International bankers predict stronger global economic growth in 2014


News from Panama / Tuesday, November 19th, 2013

The Miami Herald recently reported on the 2013 meeting held in Miami this week and the optimism is evident for the continued growth and expansion in Latin America.  The challenge continues to be the inequality here.

mwhitefield@MiamiHerald.com

Bank economists and analysts attending the 47th annual assembly of the Latin American Federation of Banks in Miami on Monday were generally optimistic that 2014 will be a better year for the global economy as well as most Latin American countries but said challenges remain.

“We have the highest index of inequality on the planet,’’ said Jorge Horacio Brito, an Argentine banker and president of FELABAN, as the federation is known. Addressing income inequality should be a priority in the region and financial inclusion “should be on top of the agenda of the financial industry,’’ he said.

More than 1,600 senior managers from banks and financial institutions in 51 countries have convened at the Hotel InterContinental Miami for the three-day event.

Monday’s sessions were devoted to global economic trends and their impact on Latin America, the economic outlook for the region and whether the infatuation with emerging economies has run its course.

Although the assembly, which was organized by FELABAN and the Florida International Bankers Association, is focused on Latin America, discussion of China’s growing influence in the region also dominated discussion.

China has already supplanted the United States as the top trading partner of Brazil and Peru and has become Argentina’s second most important trading partner, said Kun Chen, assistant general manager at the New York branch of ICBC (Industrial and Commercial Bank of China), the world’s largest bank.

In 2011, Chinese foreign direct investment in Latin America stood at $55 billion and had increased twofold since 2008, he said.

But Arturo Valenzuela, a top Latin American official in the Clinton White House and during the first term of President Barack Obama, said that China has not displaced the United States in Latin America. Over the past seven years, he said, the United States has invested $147 billion in Latin America.

Norman García, Honduran ambassador to Spain, highlighted the pressures that China’s huge appetite for agricultural products, minerals, rare earth elements, water, energy and land is having on the emerging world.

China, he said, has 20 percent of the world’s population but only 7?percent of global agricultural land, prompting it to acquire enormous quantities of land in Africa to feed its 1.4 billion people. While global demand for oil is declining, he said, China has become the world’s top consumer of oil.

As the Pacific Rim becomes more important, García said, banks will have to adapt to a changing world.

Still, Valenzuela, now senior Latin American advisor at the Covington & Burling law firm, said that because of rising costs, patent and intellectual property problems and insecurity in China, there is renewed interest in Latin America as a base for manufacturing.

“It’s not only U.S. companies,’’ he said. “Korean and Indian companies are starting to look at Latin America too. You’re beginning to see a ‘de-China-zation.’?’’

As far as the rest of the world goes, “Europe is getting a bit better but there are still challenges for banks and bankers,’’ said Jeremy Anderson, head of KPMG’s global financial services practice.
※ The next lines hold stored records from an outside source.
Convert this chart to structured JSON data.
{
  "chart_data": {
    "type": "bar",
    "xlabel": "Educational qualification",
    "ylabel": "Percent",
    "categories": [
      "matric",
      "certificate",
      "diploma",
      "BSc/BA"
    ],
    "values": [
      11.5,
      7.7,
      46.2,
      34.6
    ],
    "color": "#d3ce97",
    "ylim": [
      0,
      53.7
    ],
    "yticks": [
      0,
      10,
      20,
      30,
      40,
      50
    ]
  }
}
But Jordi Gual, chief economist at Spain’s La Caixa, was more sanguine: “Definitely Europe and the eurozone are back on track.”

While the economies of emerging nations, such as China, have slowed in recent years, Marios Maratheftis, global head of macro research at Standard Chartered Bank, argued that the party is far from over.
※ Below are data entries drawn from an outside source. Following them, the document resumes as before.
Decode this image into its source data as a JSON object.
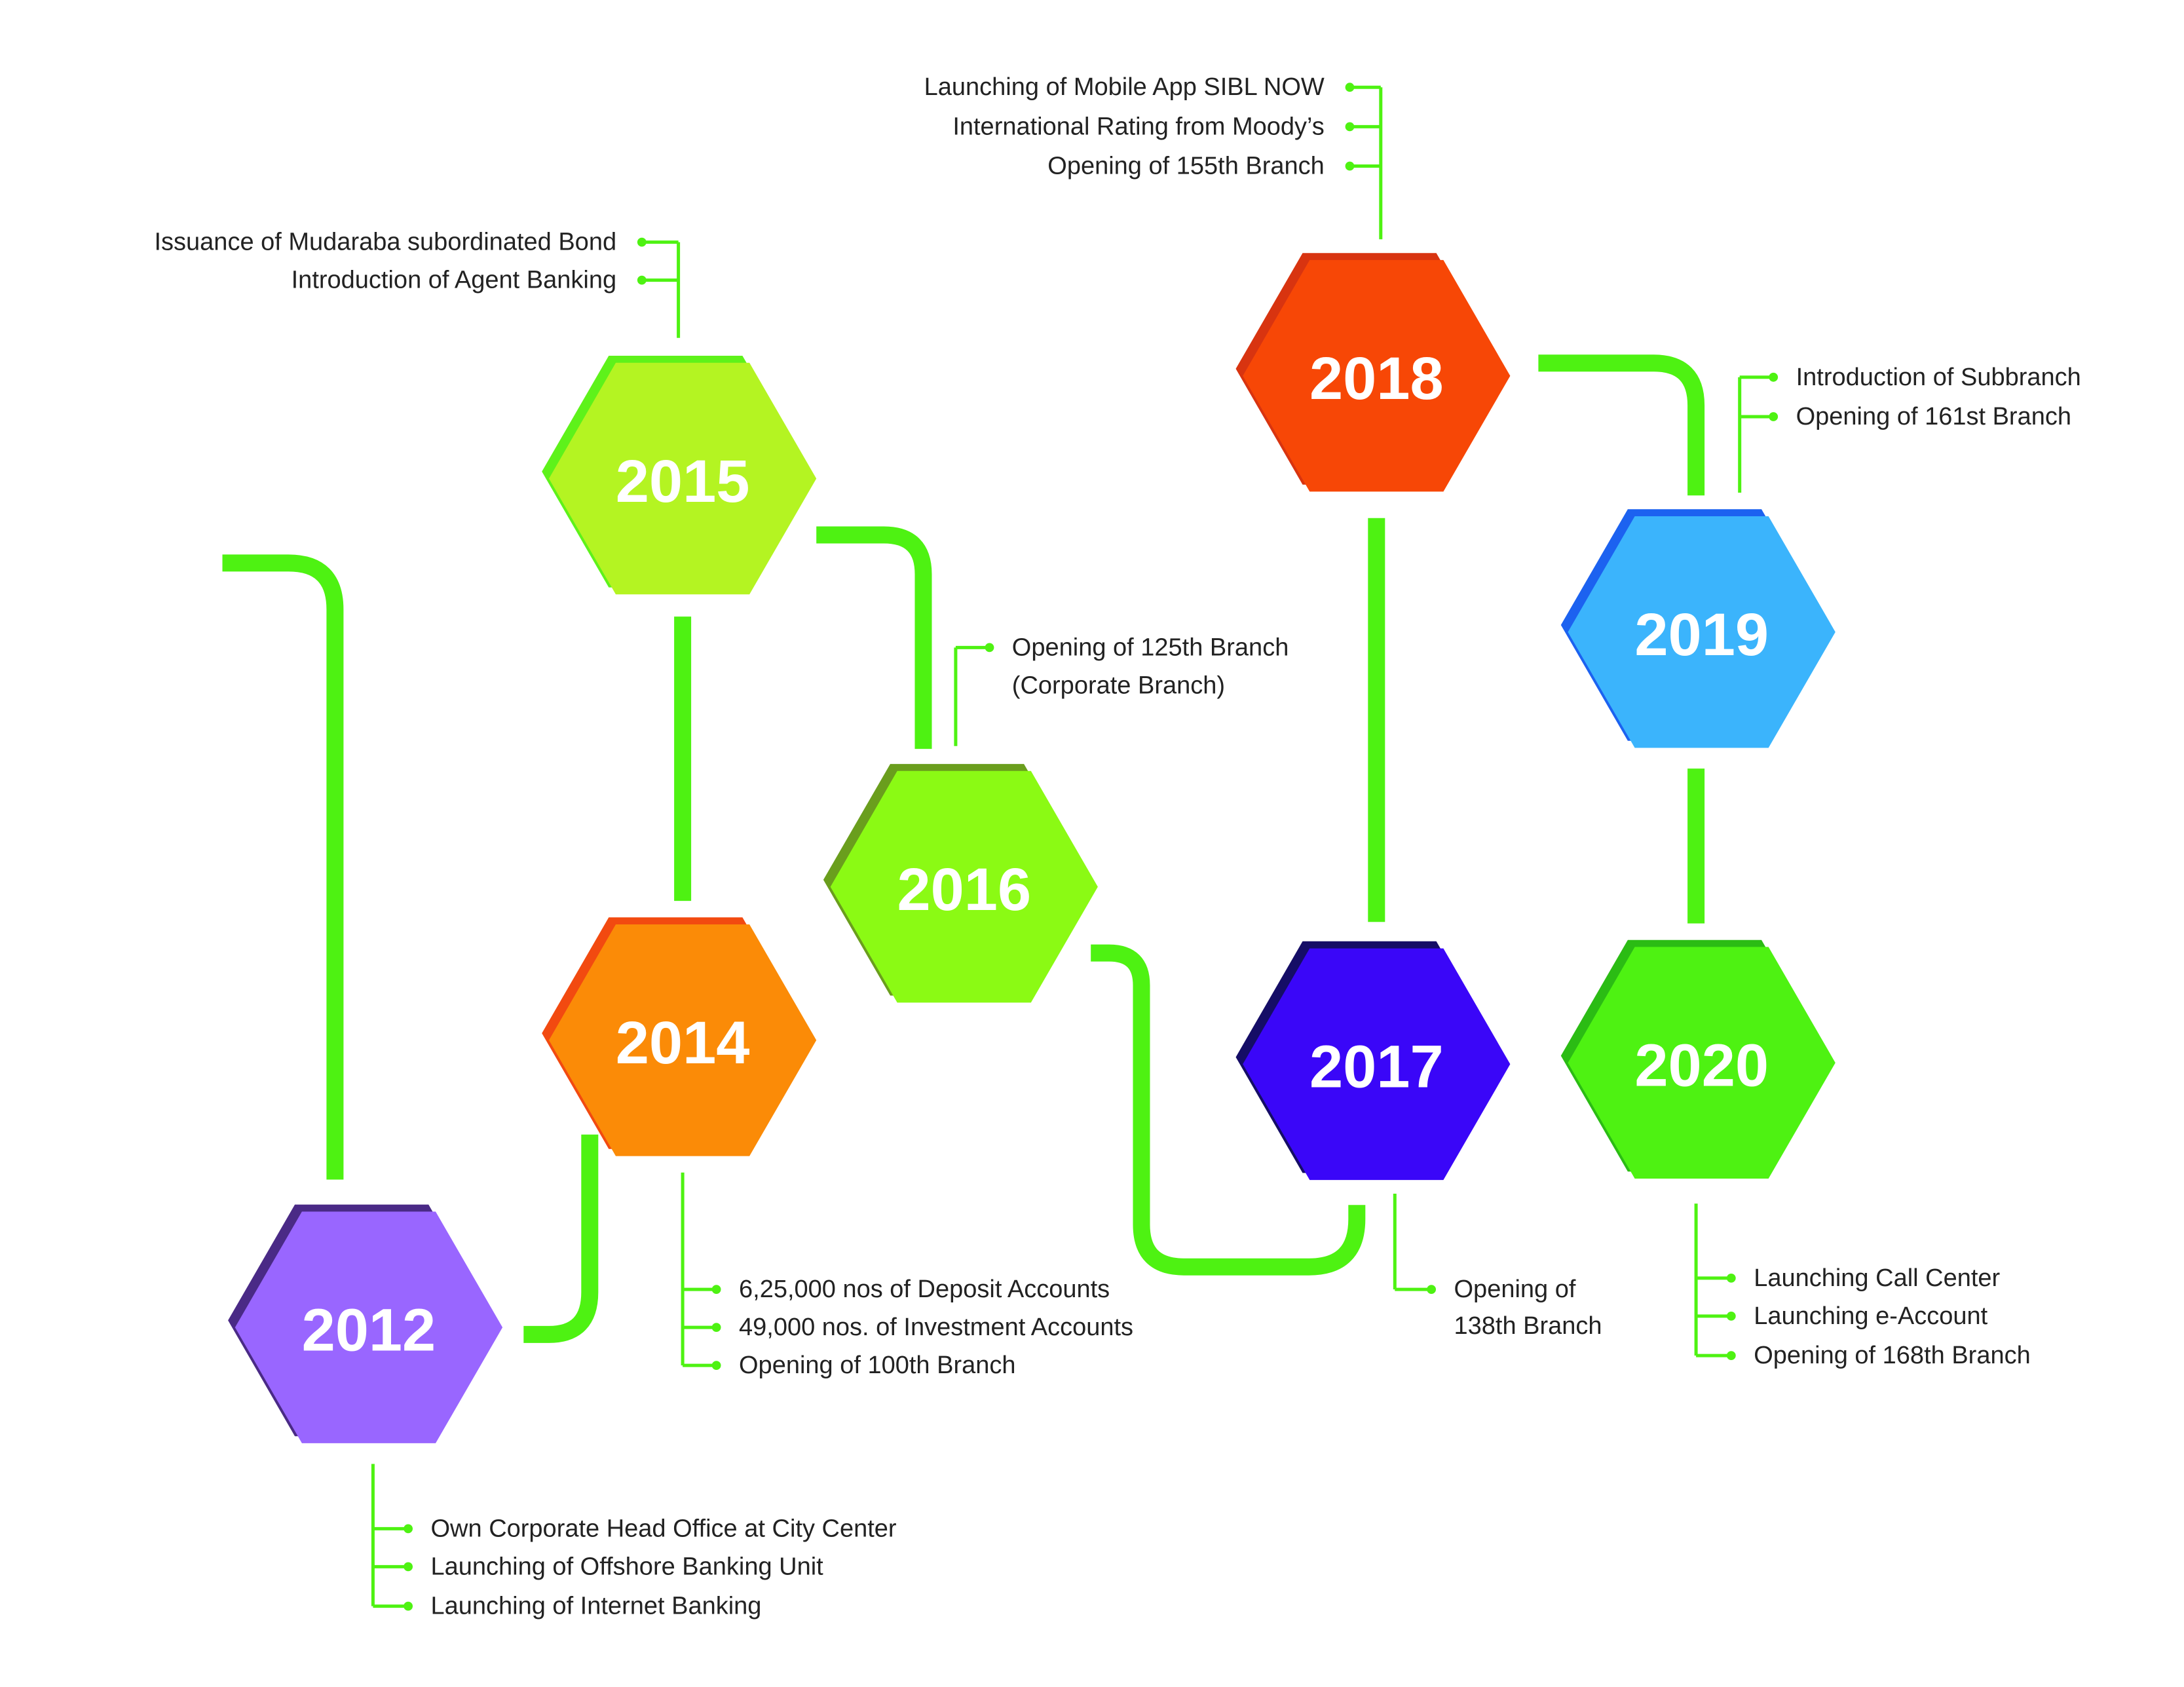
{
  "milestones": [
    {
      "year": "2012",
      "color": "#9966ff",
      "shade": "#4a2a86",
      "notes": [
        "Own Corporate Head Office at City Center",
        "Launching of Offshore Banking Unit",
        "Launching of Internet Banking"
      ]
    },
    {
      "year": "2014",
      "color": "#fb8b07",
      "shade": "#f24a10",
      "notes": [
        "6,25,000 nos of Deposit Accounts",
        "49,000 nos. of Investment Accounts",
        "Opening of 100th Branch"
      ]
    },
    {
      "year": "2015",
      "color": "#b4f422",
      "shade": "#5ef21a",
      "notes": [
        "Issuance of Mudaraba subordinated Bond",
        "Introduction of Agent Banking"
      ]
    },
    {
      "year": "2016",
      "color": "#8bfa14",
      "shade": "#6a9e1d",
      "notes": [
        "Opening of 125th Branch",
        "(Corporate Branch)"
      ]
    },
    {
      "year": "2017",
      "color": "#3a06f8",
      "shade": "#150d66",
      "notes": [
        "Opening of",
        "138th Branch"
      ]
    },
    {
      "year": "2018",
      "color": "#f74706",
      "shade": "#d83410",
      "notes": [
        "Launching of Mobile App SIBL NOW",
        "International Rating from Moody’s",
        "Opening of 155th Branch"
      ]
    },
    {
      "year": "2019",
      "color": "#3bb4fc",
      "shade": "#1c62f0",
      "notes": [
        "Introduction of Subbranch",
        "Opening of 161st Branch"
      ]
    },
    {
      "year": "2020",
      "color": "#4ef212",
      "shade": "#2bbc14",
      "notes": [
        "Launching Call Center",
        "Launching e-Account",
        "Opening of 168th Branch"
      ]
    }
  ],
  "connector_color": "#4ef212"
}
“It’s not the end of the emerging world party. We should keep our dancing shoes on. There’s much more to come,’’ Maratheftis said.

China, for example, he said, is still importing and making use of current technologies and the process of technological catchup is ongoing.

Future growth in emerging markets also will be spurred by demographic trends. In coming years 98?percent of the increase in global population will be in emerging markets and 100?percent of the increase in the middle class over the next 20 years will come from emerging markets, he said.

Thirdly, he said, the process of urbanization, which spurs economic growth, hasn’t been completed in emerging markets.

Meanwhile, he predicted that global growth will pick up in 2014 with the second half of the year better than the first.

“Across the board, it will also be a much stronger year in Latin America,’’ he said.

But analysts said Brazil, once the darling of the emerging world, needs to do more to improve its competitiveness and increase investment.

“I think we’ll see Brazil growing below potential’’ in 2014, said Maurício Kehdi Molan, chief economist for Banco Santander in Brazil.